As a horse owner, you owe it to your horse to read up on it. As a consumer, you owe it to your checkbook to read up on it. Why pay for substandard work, when often, quality work costs the same? As we all know, an ounce of prevention is worth a pound of cure. This same rule applies to the hooves. Probably more so than any other part of the horse.
Above a horse for sale ad C3D sent me, I recently found an ad for a new product on the market-
The RidersRasp was designed by a person claiming 'Certified Journeyman Farrier' status who promotes it as being easy to use by everyone, for rounding off the hoof edge to prevent chips and cracking.
But similar to the words of a late night infomercial, "Don't stop there..."
It goes further in the promo, to being used to round the edges of the hoof every 2-3 weeks enabling the user to extend the length of time between trims by a professional. Sounds fair enough. But they state using it every 2-3 weeks is extending the length of time between trims from 5-6 weeks to 7-8 weeks. Um, last I checked, shoeing or at the very least trims, are recommended every 6-8 weeks ANYWAYS... depending on the horse, their workload and rate of hoof growth of course.
Here's where I have issues with things they state on the website. There was plenty to choose from, so I picked just a few. I'm not sure how to change text color so I'll use Italics to highlight their statements.
A conventional farrier’s rasp is difficult to use and best left to a professional. It needs two hands to operate, requiring the user to stand with the horse’s foot between their legs, often bearing the weight of a leaning horse. Standing under the horse is not only difficult, but can be dangerous.

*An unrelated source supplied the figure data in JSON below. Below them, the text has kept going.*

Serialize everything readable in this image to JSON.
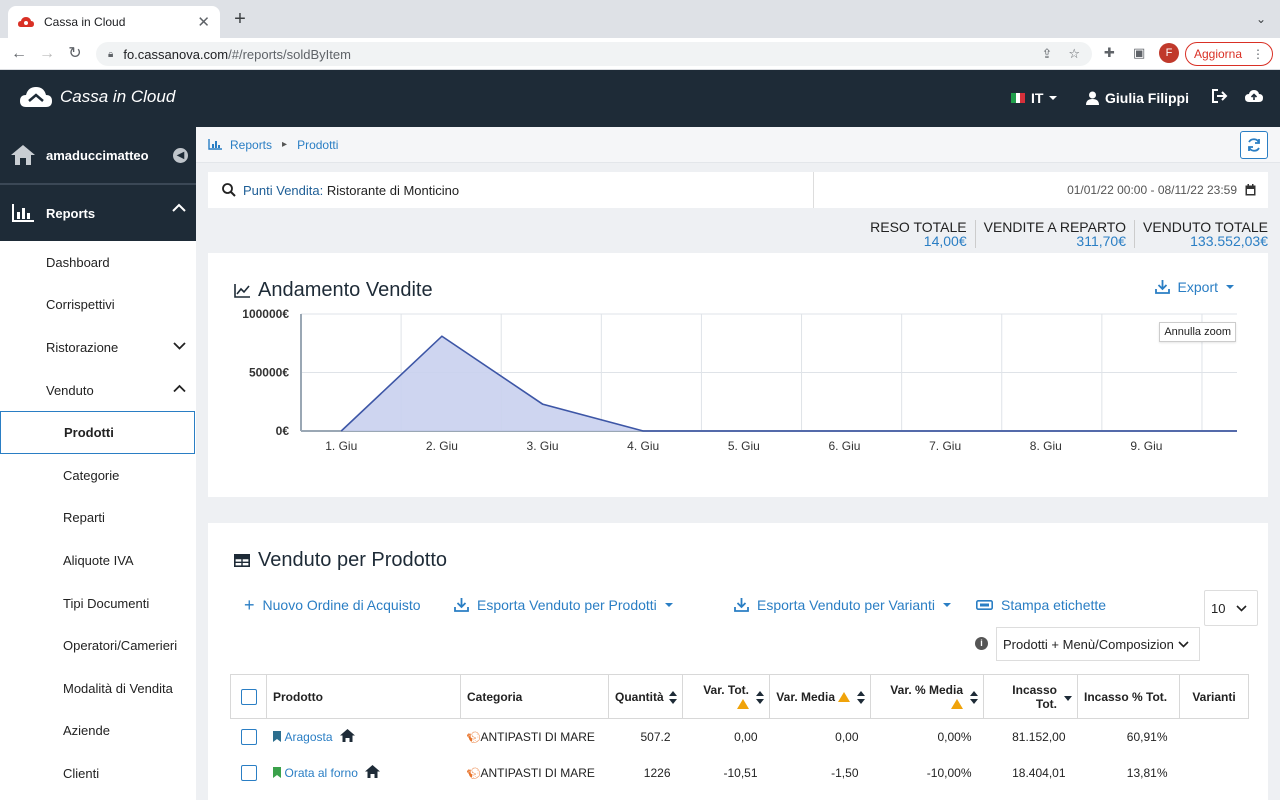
{
  "browser": {
    "tab_title": "Cassa in Cloud",
    "url_host": "fo.cassanova.com",
    "url_path": "/#/reports/soldByItem",
    "profile_initial": "F",
    "update_label": "Aggiorna"
  },
  "header": {
    "brand_main": "Cassa",
    "brand_light": " in Cloud",
    "language": "IT",
    "user_name": "Giulia Filippi"
  },
  "sidebar": {
    "user": "amaduccimatteo",
    "reports_label": "Reports",
    "items": [
      {
        "label": "Dashboard",
        "level": 1
      },
      {
        "label": "Corrispettivi",
        "level": 1
      },
      {
        "label": "Ristorazione",
        "level": 1,
        "chevron": "down"
      },
      {
        "label": "Venduto",
        "level": 1,
        "chevron": "up"
      },
      {
        "label": "Prodotti",
        "level": 2,
        "active": true
      },
      {
        "label": "Categorie",
        "level": 2
      },
      {
        "label": "Reparti",
        "level": 2
      },
      {
        "label": "Aliquote IVA",
        "level": 2
      },
      {
        "label": "Tipi Documenti",
        "level": 2
      },
      {
        "label": "Operatori/Camerieri",
        "level": 2
      },
      {
        "label": "Modalità di Vendita",
        "level": 2
      },
      {
        "label": "Aziende",
        "level": 2
      },
      {
        "label": "Clienti",
        "level": 2
      }
    ]
  },
  "breadcrumb": {
    "root": "Reports",
    "current": "Prodotti"
  },
  "filter": {
    "label": "Punti Vendita:",
    "value": "Ristorante di Monticino",
    "date_from": "01/01/22 00:00",
    "date_sep": " - ",
    "date_to": "08/11/22 23:59"
  },
  "totals": [
    {
      "label": "Reso Totale",
      "value": "14,00€"
    },
    {
      "label": "Vendite a Reparto",
      "value": "311,70€"
    },
    {
      "label": "Venduto Totale",
      "value": "133.552,03€"
    }
  ],
  "chart_card": {
    "title": "Andamento Vendite",
    "export_label": "Export",
    "zoom_reset_label": "Annulla zoom"
  },
  "chart_data": {
    "type": "area",
    "title": "Andamento Vendite",
    "categories": [
      "1. Giu",
      "2. Giu",
      "3. Giu",
      "4. Giu",
      "5. Giu",
      "6. Giu",
      "7. Giu",
      "8. Giu",
      "9. Giu"
    ],
    "values": [
      0,
      81000,
      23000,
      0,
      0,
      0,
      0,
      0,
      0
    ],
    "y_ticks": [
      "0€",
      "50000€",
      "100000€"
    ],
    "ylim": [
      0,
      100000
    ],
    "grid": true,
    "colors": {
      "line": "#3d56a6",
      "fill": "#c9d0ee"
    }
  },
  "table_card": {
    "title": "Venduto per Prodotto",
    "actions": {
      "new_order": "Nuovo Ordine di Acquisto",
      "export_products": "Esporta Venduto per Prodotti",
      "export_variants": "Esporta Venduto per Varianti",
      "print_labels": "Stampa etichette"
    },
    "page_size": "10",
    "filter_select": "Prodotti + Menù/Composizion",
    "columns": [
      "Prodotto",
      "Categoria",
      "Quantità",
      "Var. Tot.",
      "Var. Media",
      "Var. % Media",
      "Incasso Tot.",
      "Incasso % Tot.",
      "Varianti"
    ],
    "rows": [
      {
        "product": "Aragosta",
        "bookmark_color": "#2c6e8e",
        "category": "ANTIPASTI DI MARE",
        "qty": "507.2",
        "var_tot": "0,00",
        "var_media": "0,00",
        "var_pct": "0,00%",
        "incasso": "81.152,00",
        "incasso_pct": "60,91%"
      },
      {
        "product": "Orata al forno",
        "bookmark_color": "#3aa14a",
        "category": "ANTIPASTI DI MARE",
        "qty": "1226",
        "var_tot": "-10,51",
        "var_media": "-1,50",
        "var_pct": "-10,00%",
        "incasso": "18.404,01",
        "incasso_pct": "13,81%"
      }
    ]
  },
  "colors": {
    "accent": "#2a7ec4",
    "header_bg": "#1e2b37",
    "warning": "#f0a30a"
  }
}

Steadying the hoof between your legs, does not mean the horse will or should lean on you. Ours know leaning on anyone working on them is not an option. They have 3 other legs to use, which they should. It is not the farriers job (or mine) to hold them up and I don't expect anyone to do so. This is where working with your horses feet or not, shows. You can certainly teach them not to lean on you. Standing under them is actually not all that difficult. Dangerous? Sure it can be, but working with horses puts you in a level of assumed risk anyways. We all know anything can happen at any given time.
When used by a non-professional, a conventional rasp can also remove too much hoof wall which can cause soreness, lameness and compromise the hoof’s balance.

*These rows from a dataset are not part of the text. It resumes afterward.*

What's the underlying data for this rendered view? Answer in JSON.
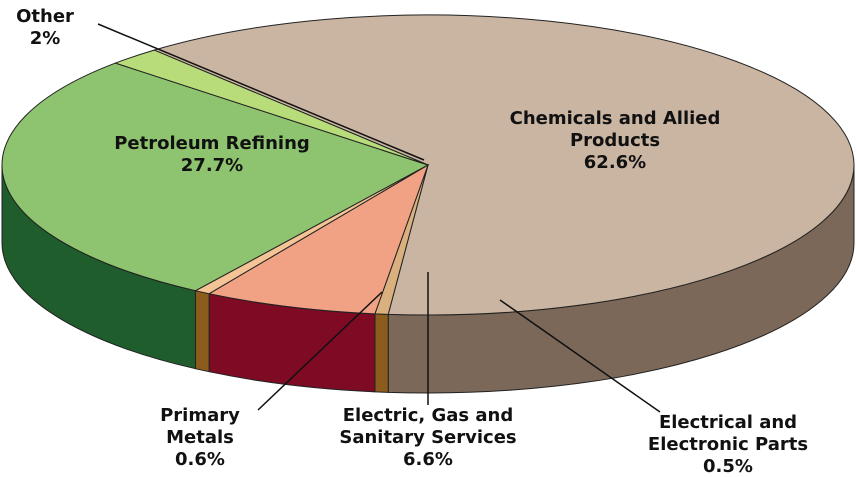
{
  "chart_data": {
    "type": "pie3d",
    "categories": [
      "Chemicals and Allied Products",
      "Electrical and Electronic Parts",
      "Electric, Gas and Sanitary Services",
      "Primary Metals",
      "Petroleum Refining",
      "Other"
    ],
    "values": [
      62.6,
      0.5,
      6.6,
      0.6,
      27.7,
      2
    ],
    "value_labels": [
      "62.6%",
      "0.5%",
      "6.6%",
      "0.6%",
      "27.7%",
      "2%"
    ],
    "colors": [
      "#c9b5a1",
      "#d9b07e",
      "#f2a284",
      "#f5c496",
      "#8ec46f",
      "#b8dc7a"
    ],
    "side_colors": [
      "#7b6858",
      "#8c5c1c",
      "#7e0a24",
      "#8c5c1c",
      "#1f5d2c",
      "#6c8f3a"
    ]
  }
}
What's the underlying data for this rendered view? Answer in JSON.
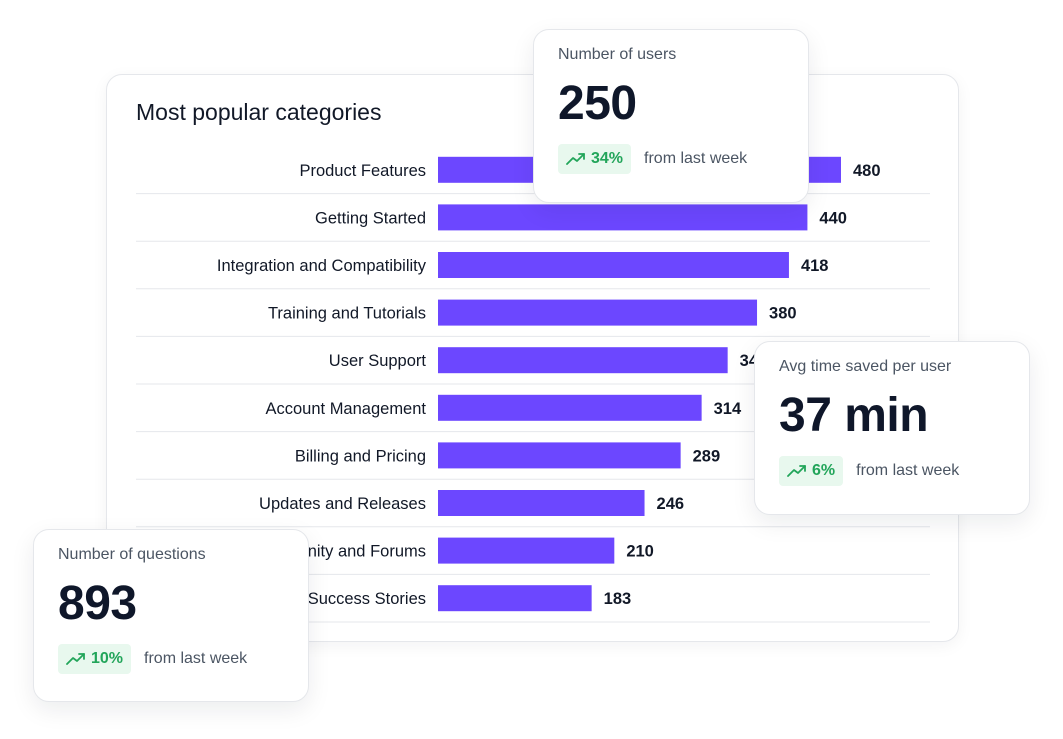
{
  "chart_data": {
    "type": "bar",
    "orientation": "horizontal",
    "title": "Most popular categories",
    "categories": [
      "Product Features",
      "Getting Started",
      "Integration and Compatibility",
      "Training and Tutorials",
      "User Support",
      "Account Management",
      "Billing and Pricing",
      "Updates and Releases",
      "Community and Forums",
      "Success Stories"
    ],
    "values": [
      480,
      440,
      418,
      380,
      345,
      314,
      289,
      246,
      210,
      183
    ],
    "bar_color": "#6c47ff",
    "grid": "row separators",
    "legend": "none"
  },
  "stats": [
    {
      "label": "Number of users",
      "value": "250",
      "change": "34%",
      "trend_icon": "trending-up-icon",
      "compare": "from last week"
    },
    {
      "label": "Avg time saved per user",
      "value": "37 min",
      "change": "6%",
      "trend_icon": "trending-up-icon",
      "compare": "from last week"
    },
    {
      "label": "Number of questions",
      "value": "893",
      "change": "10%",
      "trend_icon": "trending-up-icon",
      "compare": "from last week"
    }
  ],
  "colors": {
    "accent": "#6c47ff",
    "positive": "#22a55a",
    "positive_bg": "#e8f8ee"
  }
}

A person claiming to be a professional can also do the same damage. We are all human after all. Next?
Rounding encourages symmetrical growth and maintains the hoof capsule’s correct balance by eliminating flares and dishes.
So rounding off the edge at the bottom of the hoof, eliminates flares and dishes further up the hoof? How? How does filing the lowest edge of the sides reinstate the balance across the bottom of the hoof, from side to side & front to back?
Typically, rounding is done by a hoof care professional, but now you can supplement your horse’s hoof care regiment with RidersRasp™ between trims for healthier hooves!
If the professionals are already doing this and doing their job right to begin with, why does anyone need to fix things between their visits? Keep an eye on things- sure, but keep rounding off the edges? Not unless you are riding in some seriously rough terrain, but then wouldn't some people consider shoeing as an option or using boots on the horse for protection?
There are several other things, that when reading the text with an open mind and considering it with common sense and logic- it just doesn't seem to have any. Makes you wonder sometimes, doesn't it? Why the condescending tone? Are all consumers that gullible? There are also a couple of other things offered on the 'products' page that will raise a few eyebrows for sure. I'll leave those for everyone to have at it over, in the comments section.
Now in all fairness, it is stated on the website that rounding the hoof edge after a horse loses a shoe, will help prevent chips and splitting until the farrier can reset the shoe. That is something where I can understand having this product or a standard rasp available and putting it to good use.